Why are the Numbers for Labiaplasty Rising so Much?

Dr Polyakov acknowledged that it’s a difficult question to answer. Especially as “Female genitals vary in size and shape, similar to [any] other body part.”

He hypothesizes that the increasing numbers are due to “The rise in the awareness of surgical options, as well as wider availability of visual material – such as online pornography.”

In online pornography, “women see labia which appear to be ‘perfectly’ moulded, therefore they think theirs is ugly,” says Dr Hall.

Another reason numbers may be increasing? Dr Hall believes it is because “[Girls] don’t get any education in affirming that all women have beautiful genitals.”

One study cited a distorted media environment, where female genitals almost always ‘resemble a Barbie doll or pre-pubescent girl.’ Then you have to add the fact that female genitals aren’t really ever on display – they’re usually hidden by clothes, or by pubic hair.

Women can only see their own vulva by using a hand mirror, and heterosexual women don’t often have an idea of the appearance of other women’s vulvas.

Is There a Specific Type of Vulva Women are Seeking?

Although 73% of women have labia that are considered to be an “outie”, according to Dr Polyakov says “most women would like labial folds to be much smaller than the average.”

And if you’re wondering what the average is considered to be?
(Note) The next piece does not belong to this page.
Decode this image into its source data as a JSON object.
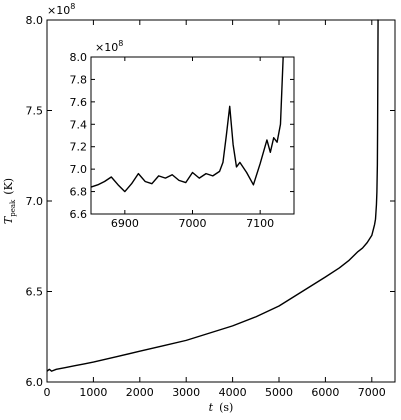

Well, the average length of the left labia minora is 15.5mm, and the right side is 15.9 mm. Yep, asymmetry is pretty normal when it comes to the labia.

Is There Any Way to Slow This Trend?

Dr Hall and Dr Polyakov both believe that improved sex education is the key to the problem.

Sex education from the age of 10 is Dr Halls belief: “To teach girls that their genitals are gorgeous, and in the future will be a source of pleasure.”

Dr Polyakov says these surgical interventions, “May be associated with altered body image perception and other underlying psychological issues, especially if such requests come from younger girls”.

“I strongly believe better sex education is the key to this problem.”